第65章 『お客様は神様』って台詞は店側が言う台詞。
菊之丞「…葵咲さんにとって、理想の幸せとはどういうものですか?」
葵咲「私は…私はどんな形だって構わない。私はただ・・・・。」
菊之丞「ただ?」
葵咲「・・・・・。」
何かを考え込むようにして今度は葵咲が黙り込んでしまう。葵咲はその先の言葉を紡ぐか悩むが、結局言葉にはしなかった。
葵咲「…いえ、何でもありません。」
菊之丞「・・・・・。」
言葉を飲み込んでしまった葵咲の表情は哀愁を漂わせていた。そんな葵咲の顔を尚もじっと見つめる菊之丞。菊之丞は何か気の利いた言葉を掛けようとするが、やはりそれをやめて唇をきゅっと結ぶ。そして視線を逸らして掛けようとしていた言葉とは別の言葉を押し出した。
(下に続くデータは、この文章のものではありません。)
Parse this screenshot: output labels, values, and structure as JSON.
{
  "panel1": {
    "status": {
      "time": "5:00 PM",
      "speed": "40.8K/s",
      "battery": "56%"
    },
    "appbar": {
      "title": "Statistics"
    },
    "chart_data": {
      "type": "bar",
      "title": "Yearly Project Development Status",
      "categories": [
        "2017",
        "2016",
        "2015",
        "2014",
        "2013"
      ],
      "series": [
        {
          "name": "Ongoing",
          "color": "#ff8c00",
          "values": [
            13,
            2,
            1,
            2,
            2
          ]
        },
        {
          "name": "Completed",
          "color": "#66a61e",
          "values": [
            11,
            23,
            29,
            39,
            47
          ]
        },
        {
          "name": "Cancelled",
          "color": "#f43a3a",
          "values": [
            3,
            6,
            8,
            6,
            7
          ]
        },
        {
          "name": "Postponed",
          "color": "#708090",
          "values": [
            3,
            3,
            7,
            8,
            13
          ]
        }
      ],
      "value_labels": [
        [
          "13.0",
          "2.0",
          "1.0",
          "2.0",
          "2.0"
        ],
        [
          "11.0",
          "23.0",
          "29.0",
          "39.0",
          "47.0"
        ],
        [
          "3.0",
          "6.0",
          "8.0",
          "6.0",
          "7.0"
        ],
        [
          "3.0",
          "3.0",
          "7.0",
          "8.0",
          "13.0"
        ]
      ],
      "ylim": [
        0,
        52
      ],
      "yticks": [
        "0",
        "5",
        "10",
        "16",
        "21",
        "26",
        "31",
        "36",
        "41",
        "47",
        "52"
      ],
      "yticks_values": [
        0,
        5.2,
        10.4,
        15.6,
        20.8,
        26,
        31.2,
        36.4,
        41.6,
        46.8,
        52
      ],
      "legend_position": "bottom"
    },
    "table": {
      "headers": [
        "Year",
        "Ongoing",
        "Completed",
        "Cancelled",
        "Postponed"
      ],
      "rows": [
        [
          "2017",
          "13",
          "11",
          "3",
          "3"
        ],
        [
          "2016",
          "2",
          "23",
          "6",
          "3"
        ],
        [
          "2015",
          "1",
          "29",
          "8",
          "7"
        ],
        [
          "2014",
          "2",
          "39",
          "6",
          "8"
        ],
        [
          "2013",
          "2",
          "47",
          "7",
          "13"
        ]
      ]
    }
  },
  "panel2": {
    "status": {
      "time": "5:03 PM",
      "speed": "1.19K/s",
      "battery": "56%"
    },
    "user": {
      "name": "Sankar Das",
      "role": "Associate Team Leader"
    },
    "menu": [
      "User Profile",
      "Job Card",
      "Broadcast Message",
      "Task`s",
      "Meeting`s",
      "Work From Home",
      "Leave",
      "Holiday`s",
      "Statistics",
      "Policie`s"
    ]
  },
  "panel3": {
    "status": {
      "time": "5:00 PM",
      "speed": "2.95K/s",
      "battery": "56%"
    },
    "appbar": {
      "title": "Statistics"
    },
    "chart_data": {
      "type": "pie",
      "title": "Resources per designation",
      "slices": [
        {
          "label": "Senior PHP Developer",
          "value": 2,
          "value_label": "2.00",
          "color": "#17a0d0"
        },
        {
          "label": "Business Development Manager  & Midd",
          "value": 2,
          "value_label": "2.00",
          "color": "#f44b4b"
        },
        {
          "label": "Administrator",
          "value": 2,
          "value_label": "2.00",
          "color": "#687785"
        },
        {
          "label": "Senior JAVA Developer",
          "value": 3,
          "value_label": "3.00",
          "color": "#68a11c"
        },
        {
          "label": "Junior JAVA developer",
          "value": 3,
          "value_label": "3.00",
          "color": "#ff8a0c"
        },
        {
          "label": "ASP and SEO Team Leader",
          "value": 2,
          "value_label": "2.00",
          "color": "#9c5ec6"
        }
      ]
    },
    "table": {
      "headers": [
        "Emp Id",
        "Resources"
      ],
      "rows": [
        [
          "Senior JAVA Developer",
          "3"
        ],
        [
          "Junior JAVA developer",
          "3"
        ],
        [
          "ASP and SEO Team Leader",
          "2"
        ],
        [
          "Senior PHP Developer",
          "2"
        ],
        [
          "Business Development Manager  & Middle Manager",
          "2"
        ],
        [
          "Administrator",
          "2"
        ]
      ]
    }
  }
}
菊之丞「…すみません、踏み込みすぎました。さぁ、着物をお脱ぎなさい。」
葵咲「はい。…って、えぇっ!?なんでいきなり!?」
抱く気はないと言っていたのはつい昨日の事。そんな菊之丞からのこの発言に葵咲は思わず二度見してしまう。しかもこの話の流れでそんな言葉が出てくるとは一ミリたりとも想像していなかった。葵咲は驚いた様子で後ずさるが、菊之丞は至って真剣な表情。どうやら本気の様子だ。菊之丞は葵咲の傍へ擦り寄る。
葵咲「ちょ!」
次の瞬間、菊之丞は葵咲の腕をぐいッと引いた。
葵咲「っつ!!」
急に引っ張られた事で体勢を崩してしまう葵咲。変な体勢で腰をひねった為、昨日菊之丞ファンの女達と揉めた際に打ち付けた箇所に鈍い痛みが走る。菊之丞はその箇所へと手を当てながら言った。
菊之丞「別に深い意味はありません。腰の辺りを見せてごらんなさい。昨日あの女性達に絡まれた時にでも打ち付けたのでは?」
葵咲「! 知ってたんですか。」
その発言で納得がいった。先程女性客が獅童へ乗り換える素振りを見せ、菊之丞の気を引こうとしていた事、菊之丞が女を門前払いしようとしていた訳が。菊之丞の事をまだ深く知らない葵咲だが、昨日獅童に絡まれた際に助け出してくれた事や、自分を叱ってくれた事を思い出すと容易に察しがついた。菊之丞は自分達が揉めていた現場を見て、女達に釘を刺してくれたのだろう。